Pracownicy dostaną podwyżki , przy o kazi tak powiem , tyle pracy trzeba wykonać , by wszystko rolnikom naliczyć .

Jakie są żądania związków ARiMR?

Postulat 1. Podwyżki w wysokości 800,00 zł brutto wynagrodzenia zasadniczego dla wszystkich pracowników ARiMR.

Postulat 2. Wprowadzenie premii regulaminowej w wysokości 1500,00 zł brutto na kwartał, uzależnionej proporcjonalnie od frekwencji.

Postulat 3. Wprowadzenie dodatku funkcyjnego dla pracowników, którzy w zakresie czynności mają dodatkowe zadania związane z: obsługą informatyczną, kancelarią, archiwum oraz opieką nad nowymi pracownikami lub przypisane zadania innego wydziału. Wysokość dodatku uzależniona byłaby od wielkości biura, w przedziale od 500,00 – 1000,00 zł brutto.

Postulat 4. Zminimalizowanie różnic w wynagrodzeniach na tych samych stanowiskach pracy.

Postulat 5. Wprowadzenie do regulaminu wynagradzania zapisu o obowiązku informowania przez dyrektorów departamentów centrali i dyrektorów oddziałów regionalnych o średniej stawce wynagrodzenia na pracownika.
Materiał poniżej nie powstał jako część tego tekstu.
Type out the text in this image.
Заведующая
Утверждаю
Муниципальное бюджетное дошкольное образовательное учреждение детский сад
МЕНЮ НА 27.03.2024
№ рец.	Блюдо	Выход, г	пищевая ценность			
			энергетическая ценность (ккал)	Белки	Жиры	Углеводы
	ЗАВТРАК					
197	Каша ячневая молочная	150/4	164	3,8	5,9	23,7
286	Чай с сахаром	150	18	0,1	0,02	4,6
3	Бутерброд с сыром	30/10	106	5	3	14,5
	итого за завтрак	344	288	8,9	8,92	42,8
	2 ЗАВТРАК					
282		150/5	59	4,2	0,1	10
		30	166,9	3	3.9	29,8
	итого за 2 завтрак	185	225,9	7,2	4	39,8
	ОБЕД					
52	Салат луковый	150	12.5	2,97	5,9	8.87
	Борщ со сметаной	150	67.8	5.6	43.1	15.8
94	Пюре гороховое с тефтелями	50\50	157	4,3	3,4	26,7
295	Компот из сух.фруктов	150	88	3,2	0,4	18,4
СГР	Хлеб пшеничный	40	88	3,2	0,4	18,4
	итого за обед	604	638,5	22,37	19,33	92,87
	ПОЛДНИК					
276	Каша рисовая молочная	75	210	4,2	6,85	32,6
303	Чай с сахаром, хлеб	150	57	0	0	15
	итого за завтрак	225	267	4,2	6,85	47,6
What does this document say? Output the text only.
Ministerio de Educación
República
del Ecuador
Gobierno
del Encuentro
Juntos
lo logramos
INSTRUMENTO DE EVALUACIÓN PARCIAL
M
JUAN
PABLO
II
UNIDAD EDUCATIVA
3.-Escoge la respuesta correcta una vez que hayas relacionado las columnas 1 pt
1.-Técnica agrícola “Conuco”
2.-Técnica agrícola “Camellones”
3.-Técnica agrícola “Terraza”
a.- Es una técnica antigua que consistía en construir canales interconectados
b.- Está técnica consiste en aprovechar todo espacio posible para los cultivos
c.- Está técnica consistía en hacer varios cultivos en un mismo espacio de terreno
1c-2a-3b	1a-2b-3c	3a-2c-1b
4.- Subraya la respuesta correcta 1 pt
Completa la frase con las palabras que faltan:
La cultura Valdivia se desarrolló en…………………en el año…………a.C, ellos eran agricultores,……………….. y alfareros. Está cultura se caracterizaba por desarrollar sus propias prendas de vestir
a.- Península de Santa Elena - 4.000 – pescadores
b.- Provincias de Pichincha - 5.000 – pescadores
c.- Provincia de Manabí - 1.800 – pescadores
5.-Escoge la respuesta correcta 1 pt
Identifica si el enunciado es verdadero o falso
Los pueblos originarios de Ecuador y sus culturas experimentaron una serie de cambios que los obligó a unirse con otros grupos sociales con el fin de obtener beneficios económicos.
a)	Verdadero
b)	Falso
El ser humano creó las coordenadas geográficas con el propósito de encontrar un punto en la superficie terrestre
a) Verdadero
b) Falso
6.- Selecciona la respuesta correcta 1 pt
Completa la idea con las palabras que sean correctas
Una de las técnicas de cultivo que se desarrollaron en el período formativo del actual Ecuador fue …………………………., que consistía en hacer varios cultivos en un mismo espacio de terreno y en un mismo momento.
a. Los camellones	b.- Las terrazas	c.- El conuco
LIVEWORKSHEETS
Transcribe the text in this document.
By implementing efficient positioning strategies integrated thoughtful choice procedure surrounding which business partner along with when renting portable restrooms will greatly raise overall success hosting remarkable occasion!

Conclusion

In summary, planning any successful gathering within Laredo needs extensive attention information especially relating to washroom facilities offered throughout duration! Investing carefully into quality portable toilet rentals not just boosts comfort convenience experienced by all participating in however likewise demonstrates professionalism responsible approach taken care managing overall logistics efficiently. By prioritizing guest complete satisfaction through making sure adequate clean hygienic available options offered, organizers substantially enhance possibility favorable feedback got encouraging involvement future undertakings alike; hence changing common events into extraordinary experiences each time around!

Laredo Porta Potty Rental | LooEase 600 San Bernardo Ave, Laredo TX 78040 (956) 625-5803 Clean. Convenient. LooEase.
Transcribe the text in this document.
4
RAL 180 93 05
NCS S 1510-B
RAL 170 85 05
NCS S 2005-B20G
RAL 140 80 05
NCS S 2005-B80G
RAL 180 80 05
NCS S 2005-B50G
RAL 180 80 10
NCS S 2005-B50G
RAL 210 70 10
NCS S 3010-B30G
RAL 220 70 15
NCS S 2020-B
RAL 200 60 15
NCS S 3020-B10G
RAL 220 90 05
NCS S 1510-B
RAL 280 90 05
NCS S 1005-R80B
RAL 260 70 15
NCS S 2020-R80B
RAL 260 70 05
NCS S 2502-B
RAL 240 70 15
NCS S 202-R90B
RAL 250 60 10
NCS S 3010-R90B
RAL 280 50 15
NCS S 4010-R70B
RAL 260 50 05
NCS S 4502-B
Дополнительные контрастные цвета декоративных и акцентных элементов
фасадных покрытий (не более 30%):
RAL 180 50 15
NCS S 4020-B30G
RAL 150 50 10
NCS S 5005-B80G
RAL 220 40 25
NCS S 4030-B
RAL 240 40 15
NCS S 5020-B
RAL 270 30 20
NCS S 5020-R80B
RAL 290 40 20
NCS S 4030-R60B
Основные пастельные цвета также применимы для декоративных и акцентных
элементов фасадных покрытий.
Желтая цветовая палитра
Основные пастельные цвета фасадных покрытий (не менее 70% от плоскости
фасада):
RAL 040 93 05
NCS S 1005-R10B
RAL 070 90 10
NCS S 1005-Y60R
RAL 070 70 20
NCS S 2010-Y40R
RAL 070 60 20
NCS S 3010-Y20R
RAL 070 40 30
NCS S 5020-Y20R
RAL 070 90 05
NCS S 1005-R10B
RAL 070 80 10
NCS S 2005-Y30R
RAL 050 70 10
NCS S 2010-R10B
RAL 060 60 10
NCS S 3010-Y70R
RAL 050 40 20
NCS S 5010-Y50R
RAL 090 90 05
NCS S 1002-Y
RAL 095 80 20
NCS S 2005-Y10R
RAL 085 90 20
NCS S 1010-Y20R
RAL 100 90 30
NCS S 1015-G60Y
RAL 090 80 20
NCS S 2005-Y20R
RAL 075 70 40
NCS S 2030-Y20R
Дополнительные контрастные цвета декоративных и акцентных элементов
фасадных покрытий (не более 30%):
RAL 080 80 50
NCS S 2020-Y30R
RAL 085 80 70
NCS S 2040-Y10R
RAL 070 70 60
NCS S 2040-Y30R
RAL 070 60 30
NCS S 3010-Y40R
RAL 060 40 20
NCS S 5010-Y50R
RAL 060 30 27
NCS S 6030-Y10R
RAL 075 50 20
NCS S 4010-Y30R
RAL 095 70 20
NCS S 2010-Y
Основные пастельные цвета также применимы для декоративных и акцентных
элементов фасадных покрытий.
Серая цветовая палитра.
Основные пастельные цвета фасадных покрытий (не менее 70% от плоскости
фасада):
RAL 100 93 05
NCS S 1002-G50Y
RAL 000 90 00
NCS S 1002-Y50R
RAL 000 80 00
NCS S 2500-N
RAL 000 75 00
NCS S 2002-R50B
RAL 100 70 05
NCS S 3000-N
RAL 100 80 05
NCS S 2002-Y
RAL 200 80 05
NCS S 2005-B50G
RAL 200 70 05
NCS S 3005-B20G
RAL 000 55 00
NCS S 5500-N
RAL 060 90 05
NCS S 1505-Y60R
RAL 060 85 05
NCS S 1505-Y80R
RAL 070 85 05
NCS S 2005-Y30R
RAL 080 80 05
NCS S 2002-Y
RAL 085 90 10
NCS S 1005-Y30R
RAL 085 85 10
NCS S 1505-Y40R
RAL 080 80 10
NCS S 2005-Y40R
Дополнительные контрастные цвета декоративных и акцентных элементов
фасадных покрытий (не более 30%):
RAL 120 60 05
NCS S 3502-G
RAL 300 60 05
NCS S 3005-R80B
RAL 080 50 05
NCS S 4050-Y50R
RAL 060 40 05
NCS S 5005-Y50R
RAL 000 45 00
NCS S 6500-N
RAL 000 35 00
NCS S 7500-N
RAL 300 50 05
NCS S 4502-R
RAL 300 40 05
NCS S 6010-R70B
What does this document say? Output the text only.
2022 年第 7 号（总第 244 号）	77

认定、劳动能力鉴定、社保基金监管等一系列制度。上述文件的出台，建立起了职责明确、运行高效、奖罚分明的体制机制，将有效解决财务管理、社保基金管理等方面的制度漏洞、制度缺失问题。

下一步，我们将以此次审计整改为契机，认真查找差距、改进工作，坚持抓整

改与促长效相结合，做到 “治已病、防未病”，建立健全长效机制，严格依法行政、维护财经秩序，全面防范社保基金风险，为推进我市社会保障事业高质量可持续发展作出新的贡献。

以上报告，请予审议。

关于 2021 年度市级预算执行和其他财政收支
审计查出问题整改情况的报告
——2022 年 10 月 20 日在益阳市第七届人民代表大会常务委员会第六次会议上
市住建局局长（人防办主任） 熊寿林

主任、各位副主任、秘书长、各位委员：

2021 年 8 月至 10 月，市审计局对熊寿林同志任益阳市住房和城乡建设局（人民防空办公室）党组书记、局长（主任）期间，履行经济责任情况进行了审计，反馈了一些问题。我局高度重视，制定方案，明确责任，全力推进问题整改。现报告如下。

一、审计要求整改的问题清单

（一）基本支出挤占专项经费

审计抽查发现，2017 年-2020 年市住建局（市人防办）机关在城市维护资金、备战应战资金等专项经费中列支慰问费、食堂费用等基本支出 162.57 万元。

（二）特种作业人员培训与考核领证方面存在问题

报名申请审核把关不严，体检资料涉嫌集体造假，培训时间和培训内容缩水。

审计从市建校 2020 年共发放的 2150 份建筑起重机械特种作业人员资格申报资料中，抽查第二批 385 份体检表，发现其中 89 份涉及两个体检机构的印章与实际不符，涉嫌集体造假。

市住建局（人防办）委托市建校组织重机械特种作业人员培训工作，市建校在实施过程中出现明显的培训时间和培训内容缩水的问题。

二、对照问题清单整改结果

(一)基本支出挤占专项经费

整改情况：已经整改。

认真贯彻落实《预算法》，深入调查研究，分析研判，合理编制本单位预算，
Postulat 6. Wprowadzenie do regulaminu wynagradzania ścieżki awansu zawodowego.

Postulat 7. Wprowadzenie katalogu działalności, na wykonywanie której jest wymagana zgoda na dodatkowe zatrudnienie.

Postulat 8. Wprowadzenie zmian w Zarządzeniu w sprawie polityki antymobbingowej polegających na rozszerzeniu składu komisji mobbingowych o reprezentantów związków zawodowych, osobę wskazaną przez poszkodowanego oraz psychologa. Zgodnie z propozycją naszego związku z 28.05.2020 r.

Postulat 9. Wprowadzenie ruchomego czasu pracy.

Edytowane przez galan99
  • 0
Opublikowano
1 godzinę temu, Kaszlak79 napisał:

Jak masz to w 10-15 kawałkach to owszem. Gorzej jak pola rozłożone w dwóch powiatach, 4 gminach i 10 wioskach. W moich stronach prawie każdy powyżej 100 ha tak ma.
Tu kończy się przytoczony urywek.